Rumblings From the World of Sports

Hoosierectomy on hold. Those same IU stalwarts who a month ago were absolutely resolute that Mike Davis wouldn’t coach the Crimson and Cream next season aren’t, uh, quite so sure now. Funny how having the best three-ball team in the land zips the lips of the naysayers. Huggie update. A reminder: It was right here several weeks back where you read that grumpy John Brady will be gone at LSU after this hoops season. I’m told he’ll be replaced by former Bearcat mentor Bob Huggie The Bear. The Bayou Tigers meltdown at Ohio State Saturday was, for influential alumni, the proverbial “hook to hang their hats on.” Quin begone. Wavy haired former Dookie Quin Snyder is as good as gone at Mizzou. Too many shenanigans, too little success. All together now: Awwwwwwwwwww! Rick begone. No, I’m not talking about The Rick. The Cards coach ain’t goin’ nowhere. But Mississippi State’s smug, over-achieving coach, Rick Stansbury, is another story. The NC2A is taking a look at his recruiting methods. Color Stansbury outtathere when all is said and done. SchnellSpeak of the week. As bowl season winds down, who better to give perspective on the whole process than the guy who snared a “national championship” on his home field when Nebraska’s Tom Osborne went for the deuce and missed? Let’s hear from Wheedling Schnell on bribing his way into the Peach Bowl 25 years ago at Miami: “I had to fly a banner over the city and buy my way into the Peach Bowl, taking responsibility for 10,000 tickets.
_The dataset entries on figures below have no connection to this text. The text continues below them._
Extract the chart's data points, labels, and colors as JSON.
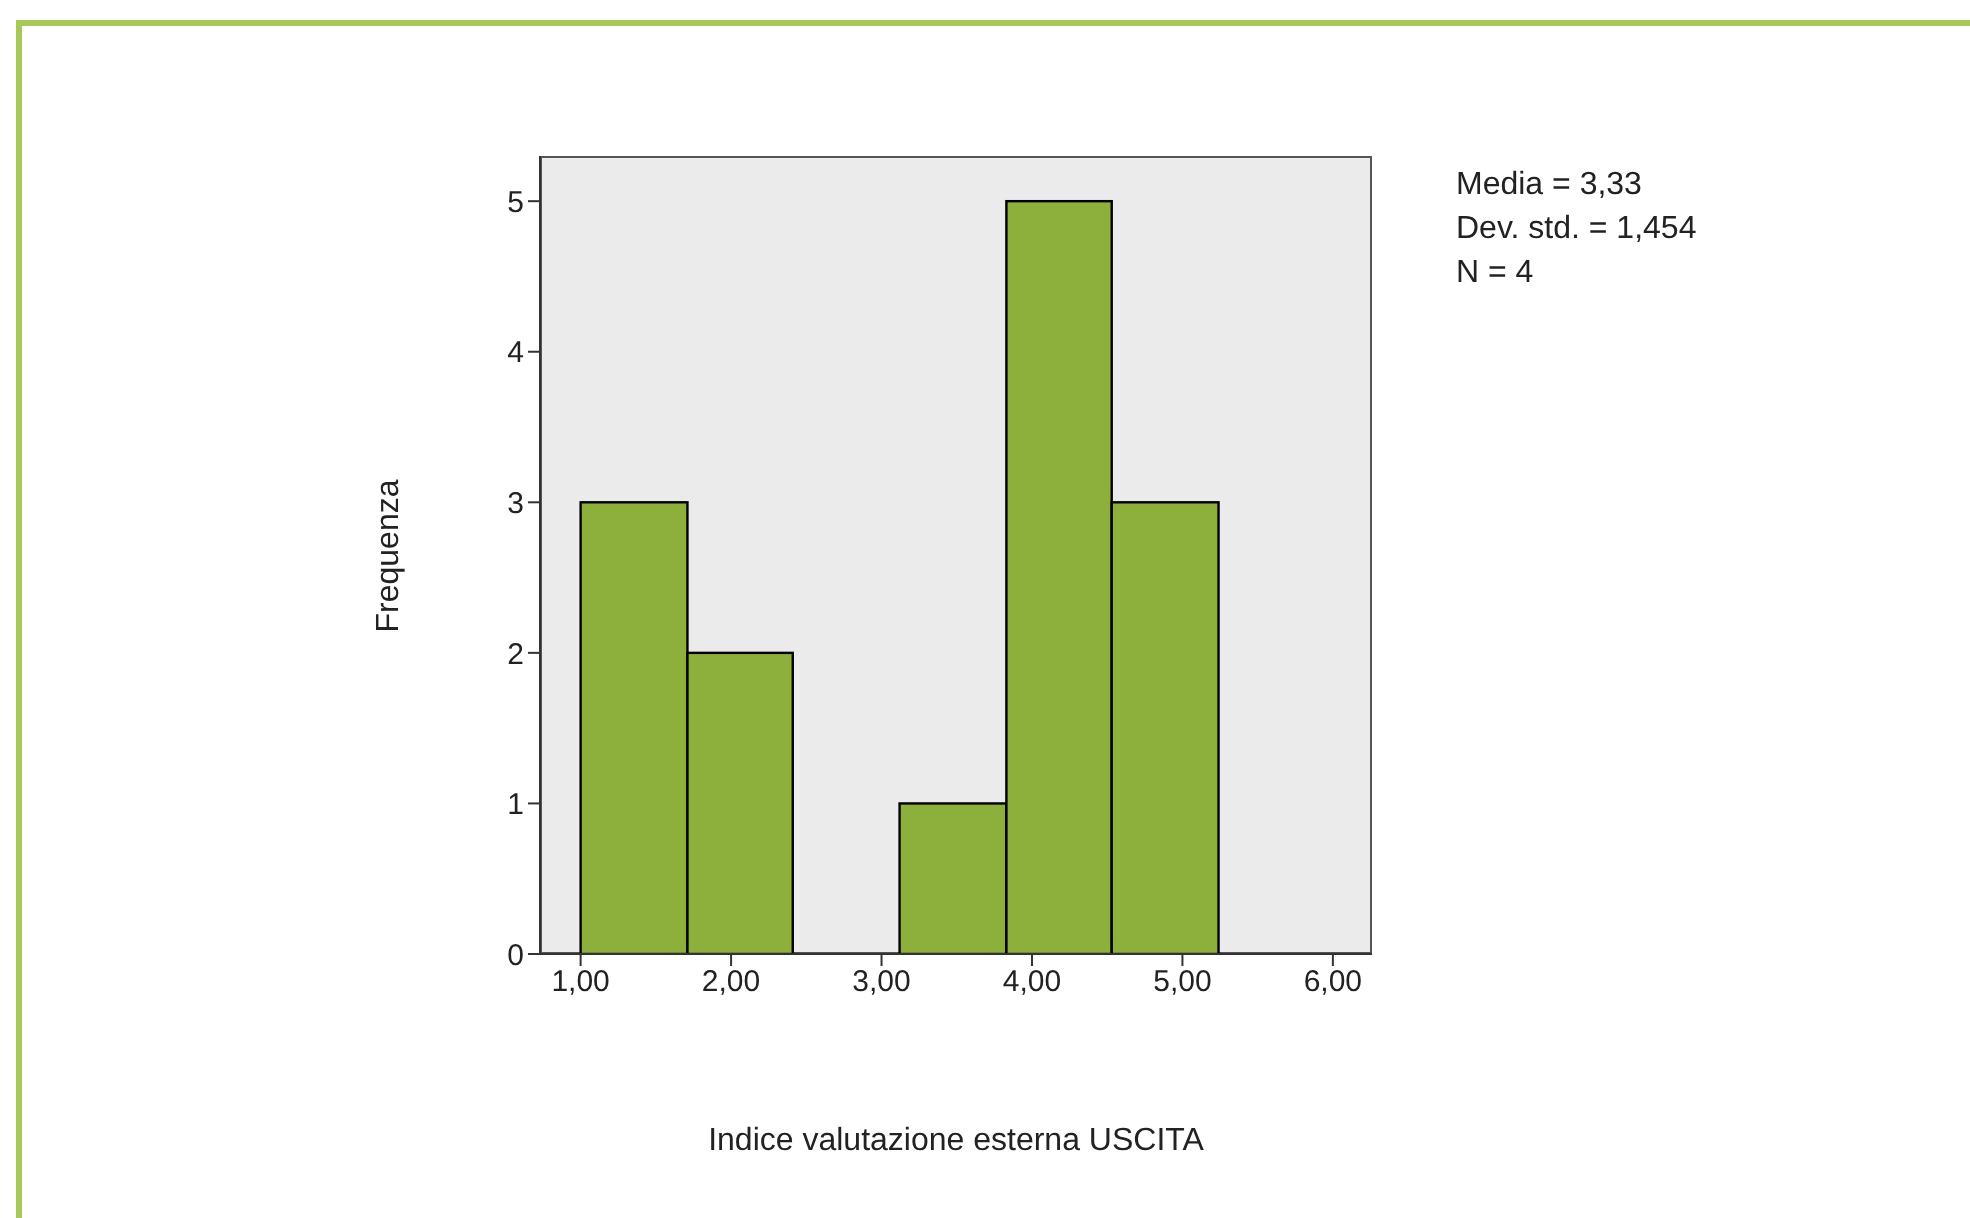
{
  "chart_data": {
    "type": "histogram",
    "xlabel": "Indice valutazione esterna USCITA",
    "ylabel": "Frequenza",
    "bins": [
      1.0,
      1.71,
      2.41,
      3.12,
      3.83,
      4.53,
      5.24
    ],
    "values": [
      3,
      2,
      0,
      1,
      5,
      3
    ],
    "color": "#8db03c",
    "xlim": [
      0.73,
      6.26
    ],
    "xticks": [
      {
        "value": 1,
        "label": "1,00"
      },
      {
        "value": 2,
        "label": "2,00"
      },
      {
        "value": 3,
        "label": "3,00"
      },
      {
        "value": 4,
        "label": "4,00"
      },
      {
        "value": 5,
        "label": "5,00"
      },
      {
        "value": 6,
        "label": "6,00"
      }
    ],
    "ylim": [
      0,
      5.3
    ],
    "yticks": [
      0,
      1,
      2,
      3,
      4,
      5
    ],
    "annotations": [
      "Media = 3,33",
      "Dev. std. = 1,454",
      "N = 4"
    ]
  }
}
That’s no way to be recognized and rewarded for success, but we had no history. Right there we kicked the door in.” Here’s Catalytic Schnell on a school’s first big bowl: “It can be a catalyst. You are usually ahead of your fan base until that first bowl game. That is when a lot of them feel it is OK to jump on board.” And, finally, the Red & Black & Catalytic Schnell on U of L’s win in the Fiesta Bowl: “We were playing the team that had been to more bowl games than any other university. The opportunity to play them, to beat them, was a catalyst for the new stadium, the new leagues and the success since then.”